16/03/2021
Ehepartner, die nach der Scheidung in der gemeinsamen Wohnung verbleiben wollen, müssen innerhalb eines Jahres beantragen, stärker als der Ex auf die Räumlichkeiten angewiesen zu sein - auch wenn dem die Wohnung allein gehört.
Wer nach einer Scheidung von seinem Ex-Partner die einst gemeinsame Wohnung überlassen haben will, hat für einen solchen Antrag maximal ein Jahr Zeit.
Werden die Ansprüche bis dahin nicht gerichtlich geltend gemacht, erlöschen sie. Die Entscheidung bezieht sich auf den Fall, dass der frühere Lebensgefährte der alleinige Eigentümer der Wohnung ist (Beschl. v. 10.03.2021, Az. XII ZB 243/20).
Ausgangspunkt für die rechtliche Auseinandersetzung ist dabei § 1568a BGB.
Grundsätzlich kann der Ehegatte danach die Überlassung der gemeinsamen Wohnung verlangen, wenn er darauf stärker angewiesen ist. Gehört die Wohnung dem Anderen allein, gilt das nur, wenn dies notwendig ist, um eine unbillige Härte zu vermeiden.
Diese Sperrwirkung ist aber gem. § 1568a Abs. 6 BGB zeitlich begrenzt.

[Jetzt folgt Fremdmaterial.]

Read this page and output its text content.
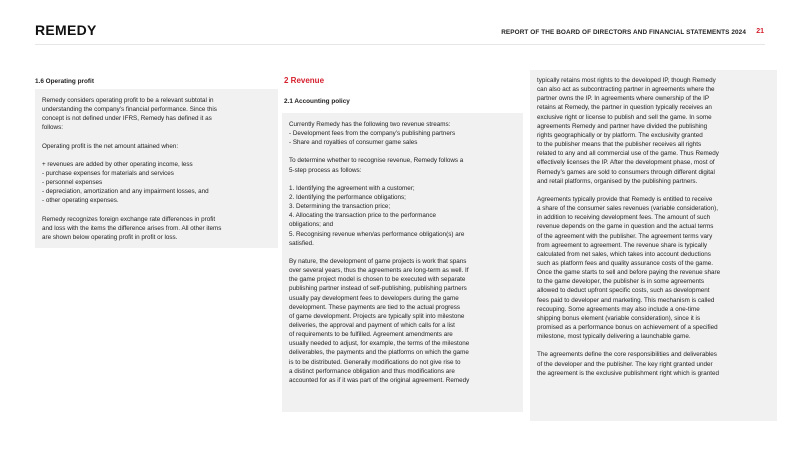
REMEDY	REPORT OF THE BOARD OF DIRECTORS AND FINANCIAL STATEMENTS 2024 21
1.6 Operating profit

Remedy considers operating profit to be a relevant subtotal in

understanding the company’s financial performance. Since this

concept is not defined under IFRS, Remedy has defined it as

follows:

Operating profit is the net amount attained when:

+ revenues are added by other operating income, less

- purchase expenses for materials and services

- personnel expenses

- depreciation, amortization and any impairment losses, and

- other operating expenses.

Remedy recognizes foreign exchange rate differences in profit

and loss with the items the difference arises from. All other items

are shown below operating profit in profit or loss.

2 Revenue
2.1 Accounting policy

Currently Remedy has the following two revenue streams:

- Development fees from the company’s publishing partners

- Share and royalties of consumer game sales

To determine whether to recognise revenue, Remedy follows a

5-step process as follows:

1. Identifying the agreement with a customer;

2. Identifying the performance obligations;

3. Determining the transaction price;

4. Allocating the transaction price to the performance

obligations; and

5. Recognising revenue when/as performance obligation(s) are

satisfied.

By nature, the development of game projects is work that spans

over several years, thus the agreements are long-term as well. If

the game project model is chosen to be executed with separate

publishing partner instead of self-publishing, publishing partners

usually pay development fees to developers during the game

development. These payments are tied to the actual progress

of game development. Projects are typically split into milestone

deliveries, the approval and payment of which calls for a list

of requirements to be fulfilled. Agreement amendments are

usually needed to adjust, for example, the terms of the milestone

deliverables, the payments and the platforms on which the game

is to be distributed. Generally modifications do not give rise to

a distinct performance obligation and thus modifications are

accounted for as if it was part of the original agreement. Remedy

typically retains most rights to the developed IP, though Remedy

can also act as subcontracting partner in agreements where the

partner owns the IP. In agreements where ownership of the IP

retains at Remedy, the partner in question typically receives an

exclusive right or license to publish and sell the game. In some

agreements Remedy and partner have divided the publishing

rights geographically or by platform. The exclusivity granted

to the publisher means that the publisher receives all rights

related to any and all commercial use of the game. Thus Remedy

effectively licenses the IP. After the development phase, most of

Remedy’s games are sold to consumers through different digital

and retail platforms, organised by the publishing partners.

Agreements typically provide that Remedy is entitled to receive

a share of the consumer sales revenues (variable consideration),

in addition to receiving development fees. The amount of such

revenue depends on the game in question and the actual terms

of the agreement with the publisher. The agreement terms vary

from agreement to agreement. The revenue share is typically

calculated from net sales, which takes into account deductions

such as platform fees and quality assurance costs of the game.

Once the game starts to sell and before paying the revenue share

to the game developer, the publisher is in some agreements

allowed to deduct upfront specific costs, such as development

fees paid to developer and marketing. This mechanism is called

recouping. Some agreements may also include a one-time

shipping bonus element (variable consideration), since it is

promised as a performance bonus on achievement of a specified

milestone, most typically delivering a launchable game.

The agreements define the core responsibilities and deliverables

of the developer and the publisher. The key right granted under

the agreement is the exclusive publishment right which is granted
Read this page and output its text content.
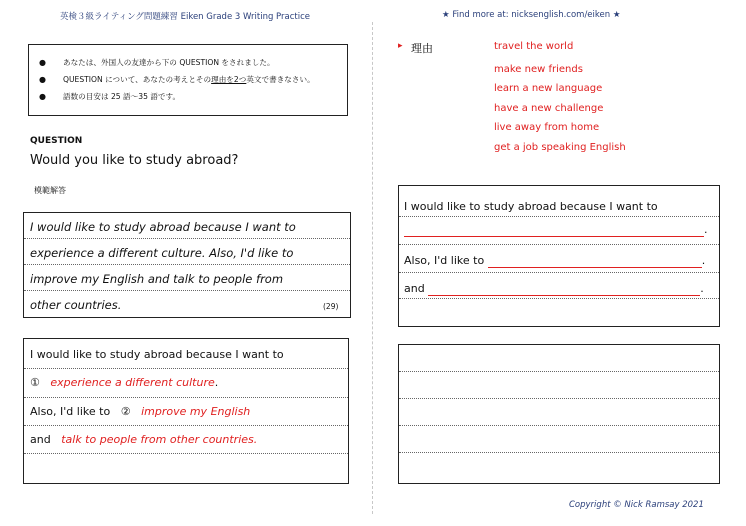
英検３級ライティング問題練習 Eiken Grade 3 Writing Practice	★ Find more at: nicksenglish.com/eiken ★
● あなたは、外国人の友達から下の QUESTION をされました。
● QUESTION について、あなたの考えとその理由を2つ英文で書きなさい。
● 語数の目安は 25 語～35 語です。
QUESTION
Would you like to study abroad?
模範解答
I would like to study abroad because I want to
experience a different culture. Also, I'd like to
improve my English and talk to people from
other countries.	(29)
I would like to study abroad because I want to
① experience a different culture.
Also, I'd like to ② improve my English
and talk to people from other countries.
▸ 理由	travel the world
make new friends
learn a new language
have a new challenge
live away from home
get a job speaking English
I would like to study abroad because I want to
.
Also, I'd like to	.
and	.
Copyright © Nick Ramsay 2021
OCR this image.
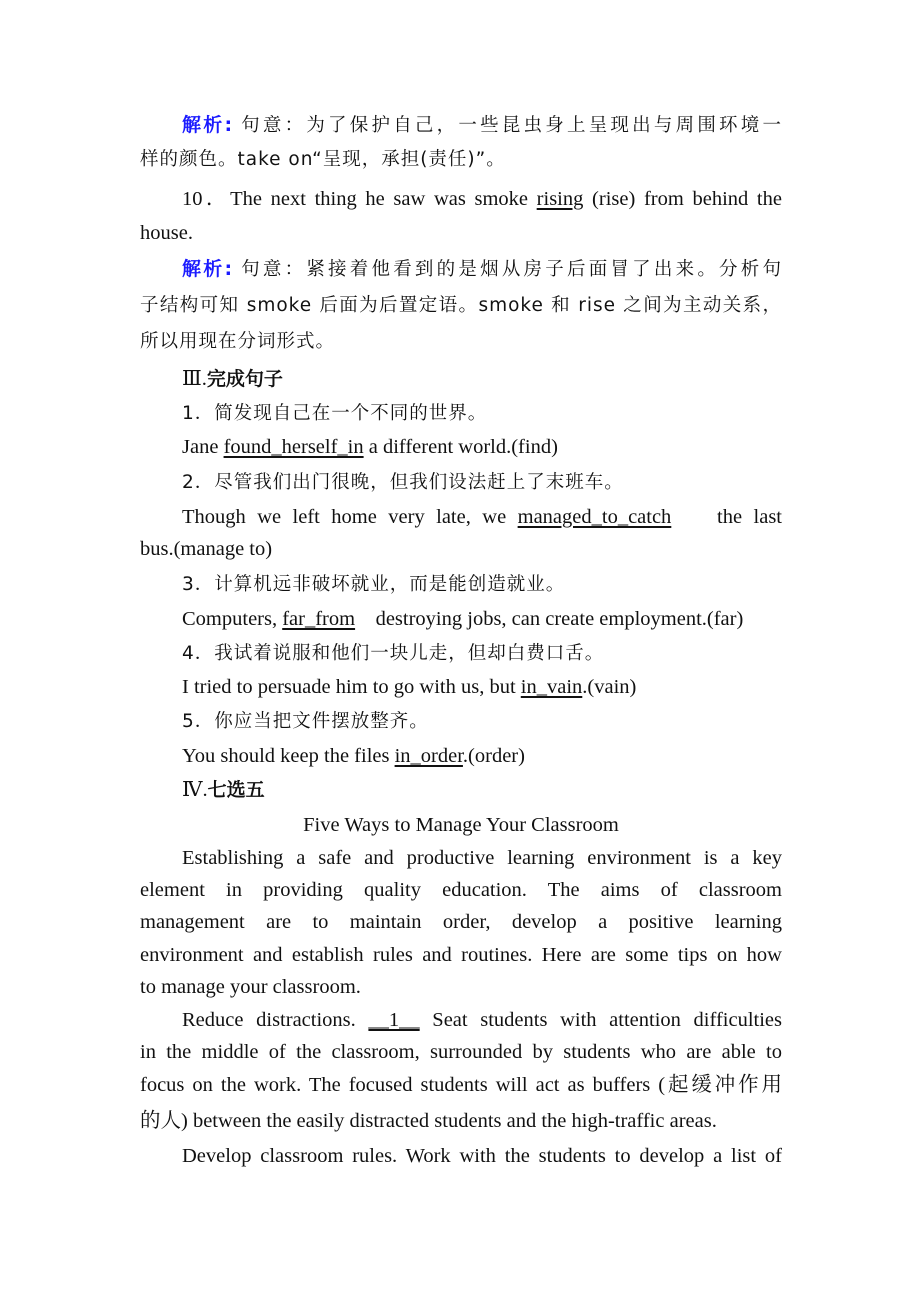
解析: 句意：为了保护自己，一些昆虫身上呈现出与周围环境一
样的颜色。take on“呈现，承担(责任)”。
10．The next thing he saw was smoke rising (rise) from behind the
house.
解析: 句意：紧接着他看到的是烟从房子后面冒了出来。分析句
子结构可知 smoke 后面为后置定语。smoke 和 rise 之间为主动关系，
所以用现在分词形式。
Ⅲ.完成句子
1．简发现自己在一个不同的世界。
Jane found_herself_in a different world.(find)
2．尽管我们出门很晚，但我们设法赶上了末班车。
Though we left home very late, we managed_to_catch    the last
bus.(manage to)
3．计算机远非破坏就业，而是能创造就业。
Computers, far_from    destroying jobs, can create employment.(far)
4．我试着说服和他们一块儿走，但却白费口舌。
I tried to persuade him to go with us, but in_vain.(vain)
5．你应当把文件摆放整齐。
You should keep the files in_order.(order)
Ⅳ.七选五
Five Ways to Manage Your Classroom
Establishing a safe and productive learning environment is a key
element in providing quality education. The aims of classroom
management are to maintain order, develop a positive learning
environment and establish rules and routines. Here are some tips on how
to manage your classroom.
Reduce distractions. __1__ Seat students with attention difficulties
in the middle of the classroom, surrounded by students who are able to
focus on the work. The focused students will act as buffers (起缓冲作用
的人) between the easily distracted students and the high-traffic areas.
Develop classroom rules. Work with the students to develop a list of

So erlischt der Anspruch auf Überlassung ein Jahr nach der rechtskräftigen Scheidung.
Ausdrücklich geregelt hat dies der Gesetzgeber aber nur für den "Eintritt in ein Mietverhältnis", also bei einer Mietwohnung. Nach der Auffassung des unter anderem für das Familienrecht zuständige XII. Zivilsenat des BGH spricht aber alles dafür, dass bei der Überlassung der Wohnung, also der Eigentumswohnung des Ex-Partners, dieselbe Frist gelten muss.
Denn der Gesetzgeber, so der BGH, sei davon ausgegangen, dass die Ehewohnung im Normalfall anschließend an den Ex-Partner vermietet werde. Würden unterschiedliche Fristen gelten, hätte der Wohnungseigentümer aber keine Chance mehr, den Abschluss eines Mietvertrags durchzusetzen.